Le sujet des centres anciens « en difficulté » est d’ailleurs aujourd’hui à l’agenda des politiques urbaines, en particulier dans des villes d’attractivité limitée et des territoires périurbains où le centre « historique » n’est plus à la fois le centre géographique, fonctionnel et patrimonial. Le centre s’y est morcelé entre quelques rues commerçantes, des secteurs patrimonialisés et des parties banalisées où la fonction résidentielle domine. Cette dernière, souvent fragilisée par une diminution et/ou une paupérisation de son peuplement, est contrastée avec des logements vacants, d’autres dégradés et d’autres, enfin, réhabilités. Dans tous les cas, ces logements anciens de tailles et de formes hétérogènes sont pour la plupart éloignés des standards modernes. Ils impliquent un usage piéton de la ville, une acceptation des accommodements inhérents à la ville « dense », loin du format actuel de la ville automobile et des avantages de maîtrise du quotidien et d’autonomie de la ville « à la carte ». Ces centres posent donc une question complexe ne se limitant pas aux seules interventions sur le logement ou les espaces publics, mais renvoyant à leur place dans des territoires métropolitains largement interconnectés ‒ localement, régionalement et virtuellement ‒ avec de nombreuses autres centralités dont certaines sont particulièrement dynamiques.

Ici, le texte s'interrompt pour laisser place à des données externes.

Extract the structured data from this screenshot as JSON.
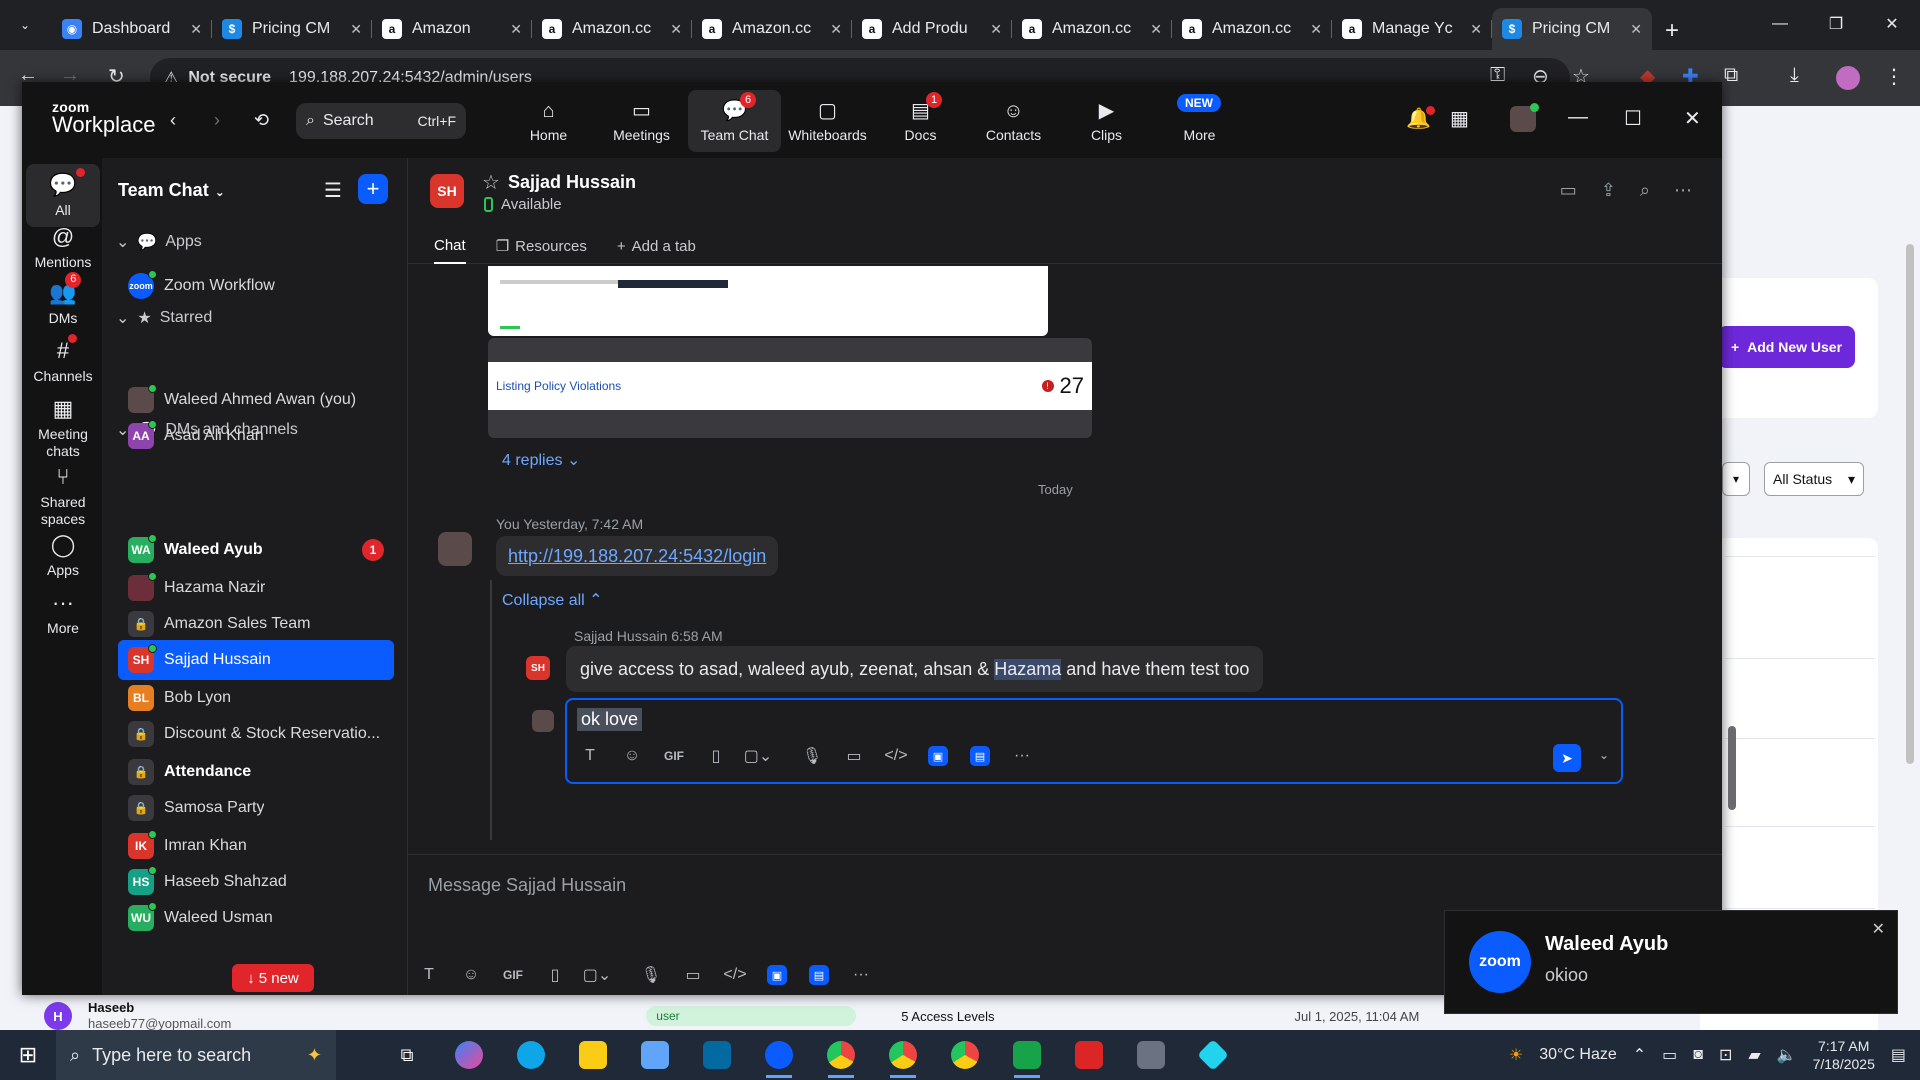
{
  "browser": {
    "tabs": [
      {
        "title": "Dashboard",
        "icon": "globe",
        "color": "#3b82f6"
      },
      {
        "title": "Pricing CM",
        "icon": "S",
        "color": "#1e88e5"
      },
      {
        "title": "Amazon",
        "icon": "a",
        "color": "#ffffff"
      },
      {
        "title": "Amazon.cc",
        "icon": "a",
        "color": "#ffffff"
      },
      {
        "title": "Amazon.cc",
        "icon": "a",
        "color": "#ffffff"
      },
      {
        "title": "Add Produ",
        "icon": "a",
        "color": "#ffffff"
      },
      {
        "title": "Amazon.cc",
        "icon": "a",
        "color": "#ffffff"
      },
      {
        "title": "Amazon.cc",
        "icon": "a",
        "color": "#ffffff"
      },
      {
        "title": "Manage Yc",
        "icon": "a",
        "color": "#ffffff"
      },
      {
        "title": "Pricing CM",
        "icon": "S",
        "color": "#1e88e5",
        "active": true
      }
    ],
    "security_label": "Not secure",
    "url": "199.188.207.24:5432/admin/users"
  },
  "webpage": {
    "add_user_label": "Add New User",
    "status_select": "All Status",
    "row_name": "Haseeb",
    "row_email": "haseeb77@yopmail.com",
    "row_role": "user",
    "row_access": "5 Access Levels",
    "row_date": "Jul 1, 2025, 11:04 AM"
  },
  "zoom": {
    "logo_top": "zoom",
    "logo_bottom": "Workplace",
    "search_label": "Search",
    "search_shortcut": "Ctrl+F",
    "nav": [
      {
        "label": "Home",
        "icon": "⌂"
      },
      {
        "label": "Meetings",
        "icon": "▭"
      },
      {
        "label": "Team Chat",
        "icon": "💬",
        "badge": "6",
        "active": true
      },
      {
        "label": "Whiteboards",
        "icon": "▢"
      },
      {
        "label": "Docs",
        "icon": "▤",
        "badge": "1"
      },
      {
        "label": "Contacts",
        "icon": "☺"
      },
      {
        "label": "Clips",
        "icon": "▶"
      },
      {
        "label": "More",
        "icon": "⋯",
        "badge_new": "NEW"
      }
    ],
    "rail": [
      {
        "label": "All",
        "icon": "💬"
      },
      {
        "label": "Mentions",
        "icon": "@"
      },
      {
        "label": "DMs",
        "icon": "👥",
        "badge": "6"
      },
      {
        "label": "Channels",
        "icon": "#"
      },
      {
        "label": "Meeting chats",
        "icon": "▦"
      },
      {
        "label": "Shared spaces",
        "icon": "⑂"
      },
      {
        "label": "Apps",
        "icon": "◯"
      },
      {
        "label": "More",
        "icon": "···"
      }
    ],
    "list_title": "Team Chat",
    "sections": {
      "apps": "Apps",
      "starred": "Starred",
      "dms": "DMs and channels"
    },
    "items": [
      {
        "name": "Zoom Workflow",
        "avatar": "zoom",
        "color": "#0b5cff"
      },
      {
        "name": "Waleed Ahmed Awan (you)",
        "avatar": "",
        "color": "#5a4a4a"
      },
      {
        "name": "Asad Ali Khan",
        "avatar": "AA",
        "color": "#8e44ad"
      },
      {
        "name": "Waleed Ayub",
        "avatar": "WA",
        "color": "#27ae60",
        "count": "1",
        "bold": true
      },
      {
        "name": "Hazama Nazir",
        "avatar": "",
        "color": "#6b2e3a"
      },
      {
        "name": "Amazon Sales Team",
        "avatar": "🔒",
        "color": "#3a3a3e"
      },
      {
        "name": "Sajjad Hussain",
        "avatar": "SH",
        "color": "#d9352b",
        "selected": true
      },
      {
        "name": "Bob Lyon",
        "avatar": "BL",
        "color": "#e67e22"
      },
      {
        "name": "Discount & Stock Reservatio...",
        "avatar": "🔒",
        "color": "#3a3a3e"
      },
      {
        "name": "Attendance",
        "avatar": "🔒",
        "color": "#3a3a3e",
        "bold": true
      },
      {
        "name": "Samosa Party",
        "avatar": "🔒",
        "color": "#3a3a3e"
      },
      {
        "name": "Imran Khan",
        "avatar": "IK",
        "color": "#d9352b"
      },
      {
        "name": "Haseeb Shahzad",
        "avatar": "HS",
        "color": "#16a085"
      },
      {
        "name": "Waleed Usman",
        "avatar": "WU",
        "color": "#27ae60"
      }
    ],
    "new_pill": "5 new",
    "chat": {
      "contact_name": "Sajjad Hussain",
      "contact_initials": "SH",
      "status": "Available",
      "tabs": [
        "Chat",
        "Resources",
        "Add a tab"
      ],
      "card_label": "Listing Policy Violations",
      "card_value": "27",
      "replies": "4 replies",
      "day_divider": "Today",
      "my_meta": "You Yesterday, 7:42 AM",
      "my_link": "http://199.188.207.24:5432/login",
      "collapse": "Collapse all",
      "reply_meta": "Sajjad Hussain 6:58 AM",
      "reply_text_a": "give access to asad, waleed ayub, zeenat, ahsan & ",
      "reply_text_hl": "Hazama",
      "reply_text_b": " and have them test too",
      "draft": "ok love",
      "composer_placeholder": "Message Sajjad Hussain"
    },
    "toast": {
      "brand": "zoom",
      "name": "Waleed Ayub",
      "message": "okioo"
    }
  },
  "taskbar": {
    "search_placeholder": "Type here to search",
    "weather": "30°C Haze",
    "time": "7:17 AM",
    "date": "7/18/2025"
  }
}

Les centralités dynamiques

Ces centralités dynamiques prennent différentes formes : en périphérie des villes denses, autour de zones commerciales, le long d’axes routiers ou au cœur de nœuds de transports en commun intégrant des microcentralités servicielles et commerciales, etc. Leur dynamisme découle principalement de leur connexion avec les réseaux de mobilité, mais aussi de leur monofonctionnalité. Elles constituent des lieux de flux dans un quotidien mobile où le déplacement fait sens au-delà de la simple contrainte. Les multiples « drives » les représentent fort bien. Ces centralités sont aujourd’hui partie prenante du mode de vie « urbain » et constituent ainsi un diffuseur discret de la métropolisation.

Les centres attractifs des métropoles

Troisième type de centralité interrogée, celles des centres attractifs et valorisés, notamment des villes dites « métropoles ». Leurs principaux attributs sont valorisés : animation urbaine, diversité de l’offre commerciale, attractivité résidentielle, hub des réseaux de déplacement, équipements culturels d’envergure, espaces publics retravaillés, valeurs foncières élevées. Si ces attributs participent directement du fonctionnement de l’économie urbaine locale, leurs aspects négatifs sont multiples : difficultés à se loger, encombrements des trafics, « élitisation » commerciale, accessibilité culturelle en débat. Ainsi, la question de l’habitabilité de ces centres est-elle liée à leurs trajectoires de valorisation. Qui peut y vivre durablement ? Comment seront-ils valorisés demain si la polycentralité et la virtualisation des échanges gagnent encore du terrain ?

Fait social et spatial global, la métropolisation impacte aujourd’hui en France tous les territoires, avec des degrés variables et des formes diverses. Concentrant ou dispersant des individus, des bâtis, des fonctions et les mettant en mobilité, la métropolisation modifie les équilibres fonctionnels et sociaux des centres hérités et fait émerger de nouvelles centralités. Si pour l’analyse on peut distinguer des processus distincts à l’œuvre dans les centres et les centralités, ils doivent cependant être considérés comme faisant système du point de vue des espaces vécus. Comprendre ces manières d’habiter les centres et les centralités, à des échelles spatiales et temporelles variées, constitue un des chantiers ouverts de l’analyse de la métropolisation.